O conceito de masculinidade hegemônica visto aqui como estrutura basilar do patriarcalismo, tem sido abordado em vários campos acadêmicos e atraído um grande criticismo. A masculinidade hegemônica passou a ser entendida como a dominação dos homens sobre as mulheres, mas que talvez uma minoria de homens a adote, apesar de ser normativa para vida de ambos os sexos e a diversidade de gênero. Ela dita, segundo Conell e Messerschmidt (2013, p. 245) a “forma mais honrada em ser um homem, ela exige que todos os outros homens se posicionem em relação a ela e legitima ideologicamente a subordinação global das mulheres aos homens. O conceito de masculinidade hegemônica é mais abstrato do que descritivo”. Assim, o conceito de masculinidade é criticado por ter sido alocado na heteronormatividade de gênero que essencializa a diferença macho-fêmea e ignora a multiplicidade das construções sociais, as quais comprovam a identidade nada fixa da masculinidade, encontrada muitas vezes em corpos femininos e masculinos, formando diferentes traços de personalidades dos indivíduos humanos.  Masculinidades são práticas e não identidades, são jogos de poder dinâmicos e mutáveis.

A hegemonia masculina, portanto, é um conjunto de práticas sociais entre relações de gênero, reproduzidas por homens e mulheres, o que acaba legitimando o patriarcado, o que garante a contínua subordinação das mulheres pelos homens, é o machismo passado adiante por gerações. Por isso, faz-se necessária uma compreensão relacional de gêneros, com análise em todos os níveis e tempos das relações mulher-homem, mulher-mulher, homem-homem, constituindo os campos de forças sociais. Ainda, é preciso resignificar esse contexto de dominação masculina, pois conforme Conell e Messerschmidt (2013) o termo hegemonia aqui não designa a masculinidade da maioria dos homens, e sim aquela soberana na sociedade e que precisa diferenciar a noção de dominação que não usa necessariamente a força bruta, mas uma hegemonia que depende efetivamente do consenso e participação dos grupos subalternos.
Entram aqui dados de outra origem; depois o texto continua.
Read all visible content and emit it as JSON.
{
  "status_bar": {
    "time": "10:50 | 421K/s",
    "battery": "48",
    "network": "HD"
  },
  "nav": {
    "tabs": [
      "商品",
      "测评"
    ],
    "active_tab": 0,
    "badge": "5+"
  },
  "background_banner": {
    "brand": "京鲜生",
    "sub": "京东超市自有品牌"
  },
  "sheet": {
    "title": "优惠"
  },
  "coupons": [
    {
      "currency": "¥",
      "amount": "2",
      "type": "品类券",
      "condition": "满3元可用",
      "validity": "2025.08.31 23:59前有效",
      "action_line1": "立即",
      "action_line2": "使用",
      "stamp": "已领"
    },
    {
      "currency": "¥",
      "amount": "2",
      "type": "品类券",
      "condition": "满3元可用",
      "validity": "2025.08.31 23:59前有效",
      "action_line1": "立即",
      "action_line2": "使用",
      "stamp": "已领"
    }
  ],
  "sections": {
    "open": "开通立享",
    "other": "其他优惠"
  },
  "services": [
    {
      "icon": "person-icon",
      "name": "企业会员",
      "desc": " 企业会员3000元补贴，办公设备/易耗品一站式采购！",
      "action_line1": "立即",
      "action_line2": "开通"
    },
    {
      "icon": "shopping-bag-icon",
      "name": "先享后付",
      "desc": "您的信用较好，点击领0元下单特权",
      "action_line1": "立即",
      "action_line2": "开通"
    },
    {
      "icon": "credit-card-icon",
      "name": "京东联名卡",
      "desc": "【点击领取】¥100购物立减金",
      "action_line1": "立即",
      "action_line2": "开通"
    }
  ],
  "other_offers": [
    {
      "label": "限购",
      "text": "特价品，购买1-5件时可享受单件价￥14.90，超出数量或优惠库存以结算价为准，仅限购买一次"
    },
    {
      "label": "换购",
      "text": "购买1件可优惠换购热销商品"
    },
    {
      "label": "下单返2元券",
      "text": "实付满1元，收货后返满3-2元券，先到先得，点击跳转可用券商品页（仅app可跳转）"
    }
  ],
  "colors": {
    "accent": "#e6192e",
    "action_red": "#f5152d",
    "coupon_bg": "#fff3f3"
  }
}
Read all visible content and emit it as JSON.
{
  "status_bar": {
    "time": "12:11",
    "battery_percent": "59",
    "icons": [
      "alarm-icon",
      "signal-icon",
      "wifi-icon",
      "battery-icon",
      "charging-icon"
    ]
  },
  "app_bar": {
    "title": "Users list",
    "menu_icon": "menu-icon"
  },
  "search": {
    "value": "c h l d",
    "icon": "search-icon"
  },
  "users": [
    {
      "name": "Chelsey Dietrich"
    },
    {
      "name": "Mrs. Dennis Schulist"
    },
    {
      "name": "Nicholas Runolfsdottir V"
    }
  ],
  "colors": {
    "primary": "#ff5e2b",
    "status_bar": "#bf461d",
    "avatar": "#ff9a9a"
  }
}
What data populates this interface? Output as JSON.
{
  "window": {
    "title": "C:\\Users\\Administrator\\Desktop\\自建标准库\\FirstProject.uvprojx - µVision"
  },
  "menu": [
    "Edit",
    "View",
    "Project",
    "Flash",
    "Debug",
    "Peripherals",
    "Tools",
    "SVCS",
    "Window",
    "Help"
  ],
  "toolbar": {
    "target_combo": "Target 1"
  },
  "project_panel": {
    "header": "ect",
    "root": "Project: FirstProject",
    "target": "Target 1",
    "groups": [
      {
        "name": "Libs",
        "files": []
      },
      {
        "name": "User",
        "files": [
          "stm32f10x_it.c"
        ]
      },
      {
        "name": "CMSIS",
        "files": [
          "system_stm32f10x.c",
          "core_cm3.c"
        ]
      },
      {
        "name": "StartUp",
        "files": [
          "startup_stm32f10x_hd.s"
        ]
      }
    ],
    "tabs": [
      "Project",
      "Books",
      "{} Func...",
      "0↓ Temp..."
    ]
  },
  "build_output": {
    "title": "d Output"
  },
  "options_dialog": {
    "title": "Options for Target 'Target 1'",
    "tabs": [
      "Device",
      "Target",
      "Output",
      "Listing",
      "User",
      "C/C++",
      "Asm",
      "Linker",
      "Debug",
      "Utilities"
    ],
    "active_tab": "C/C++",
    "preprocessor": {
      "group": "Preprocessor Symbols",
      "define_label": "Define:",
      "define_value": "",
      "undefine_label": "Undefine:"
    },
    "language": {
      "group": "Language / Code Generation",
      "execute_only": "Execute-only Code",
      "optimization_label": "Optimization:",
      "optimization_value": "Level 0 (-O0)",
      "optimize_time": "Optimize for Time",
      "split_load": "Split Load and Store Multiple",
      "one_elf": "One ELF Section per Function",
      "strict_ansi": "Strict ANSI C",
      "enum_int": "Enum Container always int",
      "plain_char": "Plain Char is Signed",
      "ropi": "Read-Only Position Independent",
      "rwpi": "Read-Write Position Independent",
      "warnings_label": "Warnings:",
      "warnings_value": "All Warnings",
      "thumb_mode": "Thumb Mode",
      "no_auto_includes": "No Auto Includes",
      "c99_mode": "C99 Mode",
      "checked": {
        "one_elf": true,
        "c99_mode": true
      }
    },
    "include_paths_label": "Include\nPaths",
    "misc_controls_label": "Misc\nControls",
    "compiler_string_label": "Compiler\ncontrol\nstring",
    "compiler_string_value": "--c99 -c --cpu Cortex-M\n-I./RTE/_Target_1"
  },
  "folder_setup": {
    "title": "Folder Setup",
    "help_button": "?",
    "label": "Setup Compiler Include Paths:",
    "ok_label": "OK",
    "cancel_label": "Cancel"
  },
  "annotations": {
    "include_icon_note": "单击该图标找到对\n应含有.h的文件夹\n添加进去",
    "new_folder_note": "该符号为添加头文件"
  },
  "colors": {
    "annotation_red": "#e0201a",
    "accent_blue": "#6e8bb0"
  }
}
É o poder que os subordinados dão aos autoritários, e podem reverter a realidade opressora por meio do poder reconhecido em si, como o empoderamento feminino faz ao afrontar e desconstruir o machismo patriarcal.

E, acredito que não exista homem de verdade e mulher de verdade, até porque a noção de verdade é uma conclusão em aberto, geralmente relativa e parcial. Mas, há pessoas verdadeiras quando buscam viver de maneira autêntica e exigem respeito por si e por todas as diferenças. A intersubjetividade que envolve reconhecer no outro ser humano a própria semelhança é um exercício de alteridade não muito fácil, mas importante de praticar em sociedade.